A radio interview, on the other hand, can run anywhere from five minutes to an hour or more. You can fit a whole lot more than 800 words in that chunk of time. And there’s no risk of your segment being edited out.
But contrary to popular belief, long-winded bloviators are not welcome on the air. It’s important to be short, clear, and to the point.
Talking points are an interviewee’s friend. It can be tough to think on your feet during a live interview, so having prepared material at the ready can save you from an awkward pause — or “umm”-ing, “ahh”-ing, and “like”-ing your way through your spot.
Here are some other tips for shining on the radio.

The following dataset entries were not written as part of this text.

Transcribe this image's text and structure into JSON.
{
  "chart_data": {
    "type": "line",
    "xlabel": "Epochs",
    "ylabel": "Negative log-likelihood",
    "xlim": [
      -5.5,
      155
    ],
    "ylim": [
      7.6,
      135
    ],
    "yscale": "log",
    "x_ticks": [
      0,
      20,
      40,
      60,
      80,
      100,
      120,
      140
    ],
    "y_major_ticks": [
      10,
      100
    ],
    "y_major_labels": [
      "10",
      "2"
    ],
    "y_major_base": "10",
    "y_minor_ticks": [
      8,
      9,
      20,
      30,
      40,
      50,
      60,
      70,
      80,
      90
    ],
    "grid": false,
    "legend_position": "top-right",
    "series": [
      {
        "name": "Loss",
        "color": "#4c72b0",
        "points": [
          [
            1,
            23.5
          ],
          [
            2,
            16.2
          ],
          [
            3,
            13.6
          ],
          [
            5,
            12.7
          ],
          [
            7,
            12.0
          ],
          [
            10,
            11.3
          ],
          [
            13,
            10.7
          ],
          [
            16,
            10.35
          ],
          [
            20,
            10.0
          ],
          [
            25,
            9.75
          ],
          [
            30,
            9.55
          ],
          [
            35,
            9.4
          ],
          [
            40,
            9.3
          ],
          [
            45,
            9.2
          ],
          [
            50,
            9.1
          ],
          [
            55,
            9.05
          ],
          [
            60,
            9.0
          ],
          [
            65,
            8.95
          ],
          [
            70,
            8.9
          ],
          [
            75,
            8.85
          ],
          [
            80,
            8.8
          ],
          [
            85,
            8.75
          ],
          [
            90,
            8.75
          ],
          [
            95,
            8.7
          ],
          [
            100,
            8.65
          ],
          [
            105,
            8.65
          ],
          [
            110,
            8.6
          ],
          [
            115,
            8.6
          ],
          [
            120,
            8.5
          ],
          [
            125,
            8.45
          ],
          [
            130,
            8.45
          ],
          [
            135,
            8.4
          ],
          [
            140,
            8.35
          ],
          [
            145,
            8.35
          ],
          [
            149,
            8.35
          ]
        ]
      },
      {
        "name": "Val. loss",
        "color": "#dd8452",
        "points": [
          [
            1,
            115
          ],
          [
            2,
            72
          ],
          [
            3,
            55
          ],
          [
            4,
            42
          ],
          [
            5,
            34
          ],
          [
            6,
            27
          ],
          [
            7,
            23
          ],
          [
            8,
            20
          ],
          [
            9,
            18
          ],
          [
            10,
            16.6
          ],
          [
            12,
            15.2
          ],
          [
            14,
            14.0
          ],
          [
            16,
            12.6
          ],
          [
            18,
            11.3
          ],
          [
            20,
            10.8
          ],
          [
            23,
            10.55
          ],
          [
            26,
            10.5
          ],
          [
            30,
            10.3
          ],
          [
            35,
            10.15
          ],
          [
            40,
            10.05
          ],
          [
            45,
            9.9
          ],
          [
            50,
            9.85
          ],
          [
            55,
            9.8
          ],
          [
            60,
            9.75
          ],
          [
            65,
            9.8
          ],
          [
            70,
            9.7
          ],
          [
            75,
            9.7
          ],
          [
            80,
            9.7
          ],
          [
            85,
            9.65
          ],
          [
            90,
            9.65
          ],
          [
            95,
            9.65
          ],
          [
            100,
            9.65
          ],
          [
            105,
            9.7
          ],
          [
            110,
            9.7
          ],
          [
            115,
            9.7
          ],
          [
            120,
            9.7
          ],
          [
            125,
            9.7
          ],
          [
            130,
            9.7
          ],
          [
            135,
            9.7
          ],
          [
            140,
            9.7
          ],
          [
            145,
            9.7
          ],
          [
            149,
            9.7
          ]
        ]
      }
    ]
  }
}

– Approach the interview as if it’s a friendly conversation. Address the host by name, and thank him or her for having you on. Know the market for the show, and make reference to it. “It’s great to be with you, Sean, and with all WXYZ’s listeners in Detroit.” Those little touches can go a long way to ingratiating yourself with the host — and may lead to an invite back.
– Make your talking points snappy. Sure, it’s true that there are 522,144 postal workers in the United States. But it’s more fun to say that you could line them all up end to end and they’d stretch from DC to Akron and back.
– Don’t be afraid to steer the conversation in the direction you’d like to go. You can’t control the questions that a host asks — but you can control your answers. “That’s a great question, Mr. Host. But before I get to that, I’d like to mention [INSERT YOUR TALKING POINT HERE] . . .”
– Have fun! The best radio guests are those who have some personality, who engage with the host and with the audience, and who have interesting things to say.
Follow these simple rules, and you just might become a regular on the radio.